Peter Attard Montalto, executive director and emerging markets economist at Nomura, said there was a lack of leadership around the document as a whole.

'Lack of leadership'
"More broadly on the NDP, we think investors [and local business] still justifiably struggle to see what NDP-aligned policy actually means, given the lack of leadership around the document as a whole, especially in the context of a document that is not structured in costing or implementation logistics and hardly contradiction-free," said Montalto.

"More generally, it could be argued that many of the areas the treasury is saying are aligned to the NDP were treasury policy anyway. These include its social wage and inclusive growth concepts.

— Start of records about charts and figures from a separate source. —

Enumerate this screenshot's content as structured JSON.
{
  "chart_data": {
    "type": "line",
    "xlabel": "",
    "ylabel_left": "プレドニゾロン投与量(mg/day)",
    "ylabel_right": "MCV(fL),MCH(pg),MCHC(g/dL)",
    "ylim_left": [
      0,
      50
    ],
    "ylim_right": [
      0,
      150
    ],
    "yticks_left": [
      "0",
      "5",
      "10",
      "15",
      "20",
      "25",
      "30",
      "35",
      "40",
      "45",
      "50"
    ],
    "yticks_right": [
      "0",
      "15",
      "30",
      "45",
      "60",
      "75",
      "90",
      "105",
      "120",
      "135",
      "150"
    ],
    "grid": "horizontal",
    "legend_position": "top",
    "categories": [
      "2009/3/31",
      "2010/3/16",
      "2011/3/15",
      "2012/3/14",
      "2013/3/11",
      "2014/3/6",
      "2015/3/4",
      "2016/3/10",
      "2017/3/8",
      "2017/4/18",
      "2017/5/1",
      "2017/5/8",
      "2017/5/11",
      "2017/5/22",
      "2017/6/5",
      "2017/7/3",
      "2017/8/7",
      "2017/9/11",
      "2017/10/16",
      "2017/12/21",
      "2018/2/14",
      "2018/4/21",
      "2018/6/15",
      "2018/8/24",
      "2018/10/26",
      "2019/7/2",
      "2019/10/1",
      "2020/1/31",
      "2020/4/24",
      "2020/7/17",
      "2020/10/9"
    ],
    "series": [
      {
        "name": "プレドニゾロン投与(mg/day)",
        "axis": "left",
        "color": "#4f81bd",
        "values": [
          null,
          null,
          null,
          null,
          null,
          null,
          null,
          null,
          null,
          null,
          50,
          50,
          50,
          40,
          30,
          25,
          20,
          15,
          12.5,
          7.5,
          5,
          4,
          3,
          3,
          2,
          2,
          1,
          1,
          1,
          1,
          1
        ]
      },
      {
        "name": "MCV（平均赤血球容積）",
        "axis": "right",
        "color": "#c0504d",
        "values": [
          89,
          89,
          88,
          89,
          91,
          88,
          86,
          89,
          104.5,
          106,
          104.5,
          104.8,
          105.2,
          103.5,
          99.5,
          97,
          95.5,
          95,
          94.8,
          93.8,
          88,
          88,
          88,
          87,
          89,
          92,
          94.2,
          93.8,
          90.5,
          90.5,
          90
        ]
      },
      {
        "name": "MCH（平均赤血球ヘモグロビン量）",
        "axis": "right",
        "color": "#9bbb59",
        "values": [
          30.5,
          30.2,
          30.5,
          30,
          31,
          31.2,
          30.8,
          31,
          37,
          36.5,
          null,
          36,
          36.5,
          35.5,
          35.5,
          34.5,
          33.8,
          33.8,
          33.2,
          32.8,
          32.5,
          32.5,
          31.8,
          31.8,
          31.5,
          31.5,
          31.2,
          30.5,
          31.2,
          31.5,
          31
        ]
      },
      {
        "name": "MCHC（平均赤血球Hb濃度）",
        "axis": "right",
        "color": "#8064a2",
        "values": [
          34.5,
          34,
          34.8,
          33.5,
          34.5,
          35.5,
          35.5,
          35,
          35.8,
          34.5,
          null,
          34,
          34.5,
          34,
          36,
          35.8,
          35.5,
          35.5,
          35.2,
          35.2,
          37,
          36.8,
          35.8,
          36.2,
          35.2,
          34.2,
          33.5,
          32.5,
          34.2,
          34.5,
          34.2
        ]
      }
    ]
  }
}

"Infrastructure spend is an area where the treasury has come up against serious difficulties, despite having a very strong planning capability in the form of the presidential infrastructure co-ordinating commission, as well as hard work to create the fiscal and funding room for a R430-billion government and R397-billion parastatal spending programme," he said. 

"Capacity constraints have meant the pace of roll-out has been extremely slow. Indeed, the budget in February basically saw public sector investment rates grinding to a halt in the coming two years before only a marginal pick-up. The state simply does not have the ability to continue expanding the pace of investment and, under the current largely state-centric model, [has reached] its capacity."